Former President Bill Clinton is pushing back against the attacks on the Clinton Foundation's fundraising, pointing to the side of the story the media is less interested in telling:
what the foundation does, including:
... good works like the "Wings to Fly" program that has helped 10,000 poor kids in Kenya attend high school.
The program has been a whopping success, with 94 percent of the kids graduating and 98 percent of them going on to college. [...]
While in Tanzania, he and 20 of the foundation's big donors also visited the Anchor Farm Project which is expected to produce huge yields of maize and soy and to help locals learn new agricultural techniques. They connected with a group called "Solar Sisters" that empowers women by selling environmentally friendly products such as solar lights and cook stoves.

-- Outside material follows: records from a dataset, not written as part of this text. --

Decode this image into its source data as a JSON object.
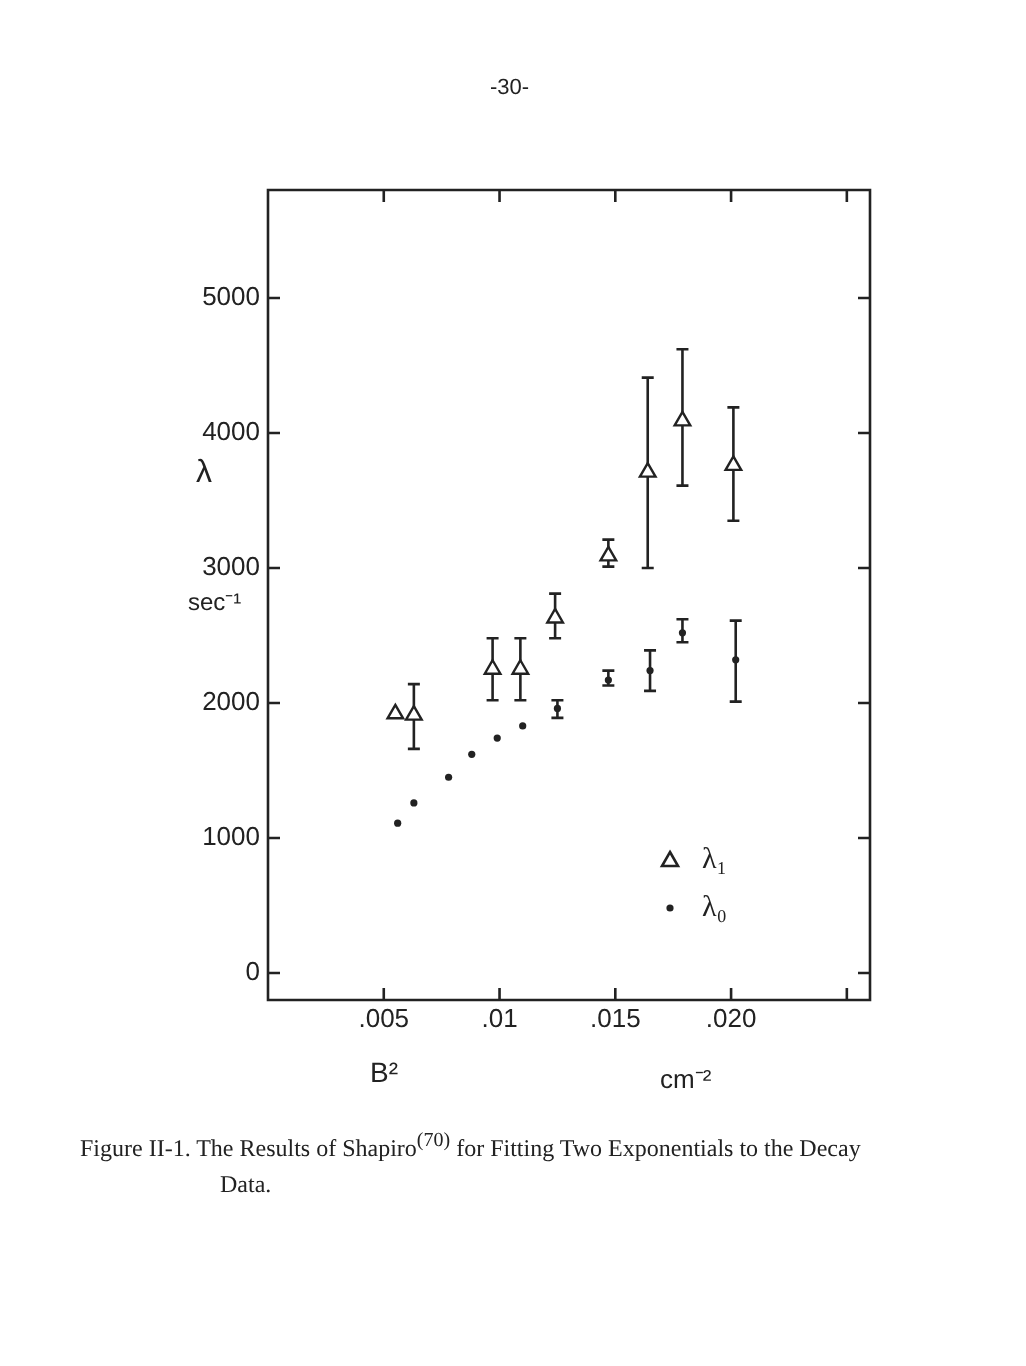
{
  "chart_data": {
    "type": "scatter",
    "xlabel": "B²",
    "ylabel": "λ",
    "annotations": [
      "-30-",
      "sec⁻¹",
      "cm⁻²",
      "Figure II-1.  The Results of Shapiro$^{(70)}$ for Fitting Two Exponentials to the Decay Data."
    ],
    "xlim": [
      0,
      0.026
    ],
    "ylim": [
      -200,
      5800
    ],
    "xticks": [
      {
        "value": 0.005,
        "label": ".005"
      },
      {
        "value": 0.01,
        "label": ".01"
      },
      {
        "value": 0.015,
        "label": ".015"
      },
      {
        "value": 0.02,
        "label": ".020"
      },
      {
        "value": 0.025,
        "label": null
      }
    ],
    "yticks": [
      0,
      1000,
      2000,
      3000,
      4000,
      5000
    ],
    "grid": false,
    "legend": "bottom right",
    "series": [
      {
        "name": "λ₁",
        "color": "#222222",
        "marker": "triangle",
        "x": [
          0.0055,
          0.0063,
          0.0097,
          0.0109,
          0.0124,
          0.0147,
          0.0164,
          0.0179,
          0.0201
        ],
        "values": [
          1920,
          1910,
          2250,
          2250,
          2630,
          3090,
          3710,
          4090,
          3760
        ],
        "errors": [
          null,
          [
            1660,
            2140
          ],
          [
            2020,
            2480
          ],
          [
            2020,
            2480
          ],
          [
            2480,
            2810
          ],
          [
            3010,
            3210
          ],
          [
            3000,
            4410
          ],
          [
            3610,
            4620
          ],
          [
            3350,
            4190
          ]
        ]
      },
      {
        "name": "λ₀",
        "color": "#222222",
        "marker": "circle",
        "x": [
          0.0056,
          0.0063,
          0.0078,
          0.0088,
          0.0099,
          0.011,
          0.0125,
          0.0147,
          0.0165,
          0.0179,
          0.0202
        ],
        "values": [
          1110,
          1260,
          1450,
          1620,
          1740,
          1830,
          1960,
          2170,
          2240,
          2520,
          2320
        ],
        "errors": [
          null,
          null,
          null,
          null,
          null,
          null,
          [
            1890,
            2020
          ],
          [
            2130,
            2240
          ],
          [
            2090,
            2390
          ],
          [
            2450,
            2620
          ],
          [
            2010,
            2610
          ]
        ]
      }
    ]
  }
}
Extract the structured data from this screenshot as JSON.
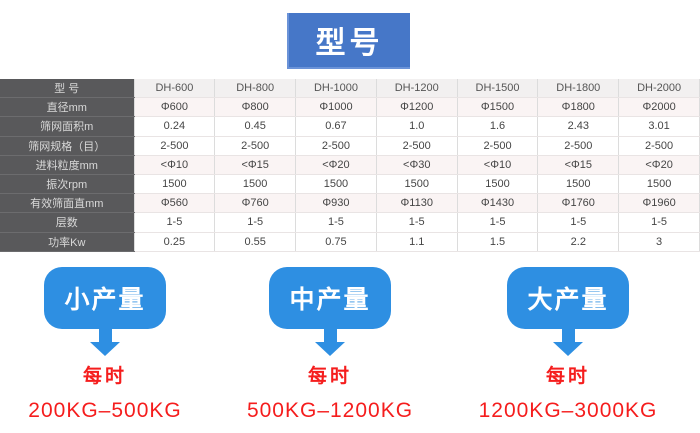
{
  "title": "型号",
  "table": {
    "header": [
      "型 号",
      "DH-600",
      "DH-800",
      "DH-1000",
      "DH-1200",
      "DH-1500",
      "DH-1800",
      "DH-2000"
    ],
    "rows": [
      {
        "label": "直径mm",
        "values": [
          "Φ600",
          "Φ800",
          "Φ1000",
          "Φ1200",
          "Φ1500",
          "Φ1800",
          "Φ2000"
        ]
      },
      {
        "label": "筛网面积m",
        "values": [
          "0.24",
          "0.45",
          "0.67",
          "1.0",
          "1.6",
          "2.43",
          "3.01"
        ]
      },
      {
        "label": "筛网规格（目）",
        "values": [
          "2-500",
          "2-500",
          "2-500",
          "2-500",
          "2-500",
          "2-500",
          "2-500"
        ]
      },
      {
        "label": "进料粒度mm",
        "values": [
          "<Φ10",
          "<Φ15",
          "<Φ20",
          "<Φ30",
          "<Φ10",
          "<Φ15",
          "<Φ20"
        ]
      },
      {
        "label": "振次rpm",
        "values": [
          "1500",
          "1500",
          "1500",
          "1500",
          "1500",
          "1500",
          "1500"
        ]
      },
      {
        "label": "有效筛面直mm",
        "values": [
          "Φ560",
          "Φ760",
          "Φ930",
          "Φ1130",
          "Φ1430",
          "Φ1760",
          "Φ1960"
        ]
      },
      {
        "label": "层数",
        "values": [
          "1-5",
          "1-5",
          "1-5",
          "1-5",
          "1-5",
          "1-5",
          "1-5"
        ]
      },
      {
        "label": "功率Kw",
        "values": [
          "0.25",
          "0.55",
          "0.75",
          "1.1",
          "1.5",
          "2.2",
          "3"
        ]
      }
    ]
  },
  "capacity_notes": [
    {
      "bubble": "小产量",
      "rate_label": "每时",
      "range": "200KG–500KG"
    },
    {
      "bubble": "中产量",
      "rate_label": "每时",
      "range": "500KG–1200KG"
    },
    {
      "bubble": "大产量",
      "rate_label": "每时",
      "range": "1200KG–3000KG"
    }
  ],
  "colors": {
    "title_blue": "#4677c8",
    "bubble_blue": "#2e8fe2",
    "red_text": "#f51d1d",
    "dark_column": "#59595b"
  }
}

They are headed Monday to Liberia — where they helped the government combat HIV/AIDS and coordinated delivery of medical equipment and supplies during the Ebola epidemic — to see several survivors.
Instead, the media has been fixating on the story being spread by Republican operative Peter Schweizer in his book
Clinton Cash, a story centered on speculation that donations to the Clinton Foundation and speaking fees for Bill Clinton were used to influence Hillary Clinton in her time heading the State Department. While the Clinton Foundation has made a few mistakes in its reporting of contributions from foreign governments, Bill Clinton points out that:
"The guy that filled out the forms made an error," he said. "Now that is a bigger problem, according to the press, than the other people running for president willing to take dark money, secret money, secret from beginning to end."
Like Jeb Bush, who's delaying his official entry into the presidential race so he can keep coordinating with his super PAC and is even talking about
outsourcing traditional campaign functions to the super PAC. Bush's family has also
trailed the Clintons on disclosing donors to the foundations of its two former presidents—David Corn points out that the foundation supporting George H.W. Bush's library did not disclose donors while his son was president, and neither that nor George W. Bush's equivalent foundation is disclosing donors while Jeb is running for president.
But for some mysterious reason, the media seems more interested in talking about Peter Schweizer's weak allegations than about the holes in those allegations, or Bush family fundraising practices, or any of the stuff the Clinton Foundation is doing with the money it takes in.